5.28 The Scottish Government is currently revising the statutory guidance that accompanies the Schools Act. Consultation on draft revised guidance which will address the involvement of non-resident parents will take place during the 2019/20 academic year.

5.29 The work to revise the statutory guidance is an action within the Learning Together national action plan[31] which the Scottish Government published on 21 August 2018. This is a three year plan that sets out a vision for parental involvement, engagement, family learning and learning at home. It is a joint plan between the Scottish Government and COSLA and it has benefited from detailed input from Scotland’s National Parent Forum. This forms part of the wider National Improvement Framework Improvement Plan.[32]

5.30 The Scottish Government has set up a working group to discuss the statutory guidance and training and support materials. Meetings of the group were held in November 2018, January 2019 and April 2019, with a further meeting scheduled for September 2019. It is anticipated that the group will continue to meet during the consultation on the statutory guidance.

5.31 The Scottish Government is in contact with the Association of Directors of Education in Scotland to find ways of bringing the concerns regarding the pupil enrolment form to the attention to all local authorities. The Scottish Government will consider ways to promote the good practice that exists in many areas and removing unnecessary barriers to the recording of the contact details of both parents.
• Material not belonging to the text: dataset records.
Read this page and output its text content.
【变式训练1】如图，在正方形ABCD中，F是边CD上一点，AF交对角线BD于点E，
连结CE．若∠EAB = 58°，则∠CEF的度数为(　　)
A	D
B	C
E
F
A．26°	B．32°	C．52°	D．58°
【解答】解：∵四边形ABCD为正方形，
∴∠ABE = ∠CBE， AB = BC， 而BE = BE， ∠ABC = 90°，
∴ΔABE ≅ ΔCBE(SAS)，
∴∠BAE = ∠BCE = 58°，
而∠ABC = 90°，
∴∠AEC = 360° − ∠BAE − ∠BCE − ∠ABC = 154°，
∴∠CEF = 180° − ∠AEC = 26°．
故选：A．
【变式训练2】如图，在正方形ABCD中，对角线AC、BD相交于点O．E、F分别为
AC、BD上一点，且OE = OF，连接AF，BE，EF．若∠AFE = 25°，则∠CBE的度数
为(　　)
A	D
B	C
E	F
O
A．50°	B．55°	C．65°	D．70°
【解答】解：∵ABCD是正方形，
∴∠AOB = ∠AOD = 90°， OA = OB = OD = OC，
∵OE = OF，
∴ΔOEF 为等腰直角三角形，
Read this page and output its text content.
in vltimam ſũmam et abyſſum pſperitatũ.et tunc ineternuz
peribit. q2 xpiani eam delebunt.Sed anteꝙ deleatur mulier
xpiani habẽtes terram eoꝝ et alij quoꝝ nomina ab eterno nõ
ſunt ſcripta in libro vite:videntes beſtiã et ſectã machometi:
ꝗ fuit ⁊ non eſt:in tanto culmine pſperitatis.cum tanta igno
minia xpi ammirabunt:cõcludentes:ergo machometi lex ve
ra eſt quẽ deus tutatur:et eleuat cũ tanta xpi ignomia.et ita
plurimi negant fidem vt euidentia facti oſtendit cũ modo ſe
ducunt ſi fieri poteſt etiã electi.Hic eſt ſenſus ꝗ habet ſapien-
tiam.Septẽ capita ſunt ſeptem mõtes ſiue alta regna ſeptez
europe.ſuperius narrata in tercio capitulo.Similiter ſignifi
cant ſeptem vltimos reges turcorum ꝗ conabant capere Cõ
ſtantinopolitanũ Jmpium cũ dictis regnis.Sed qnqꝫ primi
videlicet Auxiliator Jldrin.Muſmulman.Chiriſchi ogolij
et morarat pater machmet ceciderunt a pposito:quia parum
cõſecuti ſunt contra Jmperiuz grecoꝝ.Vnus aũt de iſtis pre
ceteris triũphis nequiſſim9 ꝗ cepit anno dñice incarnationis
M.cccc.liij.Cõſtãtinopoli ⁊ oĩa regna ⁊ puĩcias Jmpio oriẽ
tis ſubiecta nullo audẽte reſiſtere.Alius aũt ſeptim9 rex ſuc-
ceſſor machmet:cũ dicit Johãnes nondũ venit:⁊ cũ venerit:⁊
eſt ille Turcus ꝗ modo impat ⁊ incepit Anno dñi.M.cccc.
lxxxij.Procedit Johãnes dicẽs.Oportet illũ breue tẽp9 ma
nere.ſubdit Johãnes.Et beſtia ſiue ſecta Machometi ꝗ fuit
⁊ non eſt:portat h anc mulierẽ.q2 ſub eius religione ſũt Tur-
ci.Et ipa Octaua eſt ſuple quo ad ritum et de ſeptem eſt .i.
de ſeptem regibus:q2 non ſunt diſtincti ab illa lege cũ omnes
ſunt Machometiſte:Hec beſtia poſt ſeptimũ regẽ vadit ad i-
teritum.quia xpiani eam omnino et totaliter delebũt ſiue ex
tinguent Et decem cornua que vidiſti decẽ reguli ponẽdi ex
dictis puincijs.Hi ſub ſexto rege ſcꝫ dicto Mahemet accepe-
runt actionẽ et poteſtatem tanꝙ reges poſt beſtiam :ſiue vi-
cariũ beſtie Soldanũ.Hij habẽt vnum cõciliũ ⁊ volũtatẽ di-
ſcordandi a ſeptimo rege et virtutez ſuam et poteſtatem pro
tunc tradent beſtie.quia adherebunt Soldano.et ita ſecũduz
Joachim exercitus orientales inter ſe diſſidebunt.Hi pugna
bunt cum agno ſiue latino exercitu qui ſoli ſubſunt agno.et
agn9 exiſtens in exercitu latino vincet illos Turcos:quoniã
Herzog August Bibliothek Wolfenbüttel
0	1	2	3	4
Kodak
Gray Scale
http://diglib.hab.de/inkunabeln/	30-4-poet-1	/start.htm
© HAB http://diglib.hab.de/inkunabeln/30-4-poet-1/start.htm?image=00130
5.32 The Scottish Govenrment will continue to engage with the Association of Directors of Education in Scotland and the SEEMiS Group. The SEEMiS group are currently piloting new software known as ‘Parent Portal’ with one local authority, which will allow each parent to ‘link’ to their child within the SEEMiS system so that they can see information specific to their child’s school. It is understood that additional functionality will be added to Parent Portal such as ‘update my details’ to allow each parent to carry this out independently.

5.33 The Scottish Government will continue to engage with key organisations on relevant guidance and training materials relating to parental involvement and engagement.

Involvement of non-resident parent in health decisions relating to their child

5.34 The Scottish Government will work with health professionals to ensure that non-resident parents are involved in health decisions in relation to their child where this is in the best interests of the child and a child with capacity consents. In particular, the Scottish Government will draw attention to existing guidance in this area.